The referee, one M. Blouet, was made to look rather ridiculous as he brandished a red card at the departing player, standing straight-backed in his black shorts. Éric confided to a journalist: ‘It’s me, so, people will talk about it for two or three days. Then things will calm down. Time should be given the time to work . . .’ How misguided he was. Time was precisely what no one in the game’s establishment was willing to give him. Cantona was hauled in front of the FA’s disciplinary committee. He apologized for his action, and requested to be treated like any other player, expecting the customary two-game ban which punished any misdemeanour of this kind. But the response of the panel chairman Jacques Riolacci cut him to the quick. The apparatchik handed out a four-match suspension, adding, unforgivably: ‘You can’t be judged like any other player. Behind you is a trail which smells of sulphur. Anything can be expected from an individualist like you.’

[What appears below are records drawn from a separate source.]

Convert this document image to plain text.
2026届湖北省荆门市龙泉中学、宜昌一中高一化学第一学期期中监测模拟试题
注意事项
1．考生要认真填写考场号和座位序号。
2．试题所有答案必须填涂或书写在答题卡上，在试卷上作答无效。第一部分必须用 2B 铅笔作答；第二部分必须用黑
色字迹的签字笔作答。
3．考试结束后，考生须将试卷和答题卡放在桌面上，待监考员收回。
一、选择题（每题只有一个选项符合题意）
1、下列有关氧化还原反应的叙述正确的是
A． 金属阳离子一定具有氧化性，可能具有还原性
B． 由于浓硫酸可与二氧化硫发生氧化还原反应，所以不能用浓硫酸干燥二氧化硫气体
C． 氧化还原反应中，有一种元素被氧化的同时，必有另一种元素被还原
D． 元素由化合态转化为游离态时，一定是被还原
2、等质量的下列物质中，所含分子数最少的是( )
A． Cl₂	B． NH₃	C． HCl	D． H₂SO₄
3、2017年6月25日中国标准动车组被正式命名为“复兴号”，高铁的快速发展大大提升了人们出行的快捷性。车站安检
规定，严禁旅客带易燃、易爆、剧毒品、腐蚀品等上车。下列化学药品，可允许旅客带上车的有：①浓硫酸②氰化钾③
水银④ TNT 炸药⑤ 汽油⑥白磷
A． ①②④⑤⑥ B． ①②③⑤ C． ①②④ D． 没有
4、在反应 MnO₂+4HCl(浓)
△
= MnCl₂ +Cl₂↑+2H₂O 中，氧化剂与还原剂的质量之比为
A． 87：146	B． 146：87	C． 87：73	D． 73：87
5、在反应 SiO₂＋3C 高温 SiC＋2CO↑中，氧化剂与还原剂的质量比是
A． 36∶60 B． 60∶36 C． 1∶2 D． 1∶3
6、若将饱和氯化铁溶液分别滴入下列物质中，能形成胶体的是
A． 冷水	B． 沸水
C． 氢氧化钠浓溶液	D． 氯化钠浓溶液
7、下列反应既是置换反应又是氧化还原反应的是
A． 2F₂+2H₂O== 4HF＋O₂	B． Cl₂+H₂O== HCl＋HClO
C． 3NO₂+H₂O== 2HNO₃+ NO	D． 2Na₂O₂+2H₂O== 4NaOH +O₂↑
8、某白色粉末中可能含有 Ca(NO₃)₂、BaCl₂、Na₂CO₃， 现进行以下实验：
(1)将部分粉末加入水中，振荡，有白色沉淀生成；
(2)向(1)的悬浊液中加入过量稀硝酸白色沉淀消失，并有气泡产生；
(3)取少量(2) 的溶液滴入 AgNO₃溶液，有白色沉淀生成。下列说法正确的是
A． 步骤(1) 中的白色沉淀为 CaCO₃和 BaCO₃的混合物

Riolacci, who had been in place since 1969 and, at the time of writing, still held the post of chief prosecutor at the Ligue de Football Professionnel, was startled by Cantona’s reaction to his comments. Éric walked up to every member of the commission and repeated the same word:
‘Idiot!’
and left the room. The original punishment was extended to two months. That would teach him. Riolacci felt compelled to tell Agence France-Presse: ‘This is a striking summing-up of the character of a boy who has chosen to marginalize himself, and whom no one can channel.’

Reprehensible as Cantona’s behaviour had been, nothing could justify the harshness of the verdict and, especially, the condescending tone of the judge’s statement. If Éric wanted proof that he’d been tried for being Cantona, and not for what he’d done, he had it. They couldn’t quite push him off the cliff. So he jumped, and announced his retirement from football. Éric Cantona died for the first time on 12 December 1991.

‘To move away, to change clubs and horizons wasn’t something that worried me. I loved it,’ he said shortly after his second coming to Marseille. He may well have felt that way. But I was struck by one of Éric’s assertions that, when looked at more closely, made no real sense – certainly not when he talked to Laurent Moisset in 1990. Éric kept referring to his urge for constant change. ‘I need to feel good in a club,’ he said. ‘With everyone. To have clear, untwisted relationships. Maybe that’s why my adventures have been short-lived in some clubs. When you arrive, when you’re at the stage of discovery, you tell yourself, “Everything is going to be just fine.” Everything’s beautiful. As time goes by, sometimes, you realize it’s the other way round. It’s better to leave.’ True, at the age of 24, Cantona had played for five professional clubs already, and would join a sixth (Nîmes) a year hence. Howard Wilkinson would often refer to Cantona’s nomadism to support his claim that Éric’s departure from Leeds fitted a pattern of chronic instability rooted in the player’s character, not caused by the circumstances he found himself in. In 2009 this shuffling of clubs would not be deemed exceptional, especially as three of Éric’s moves were loans, not straight transfers. But nineteen years ago, when many footballers wore the same jersey for over a decade, Éric’s zig-zagging trajectory jarred with the commonly held view that a player ought to ‘bed himself in’ to succeed.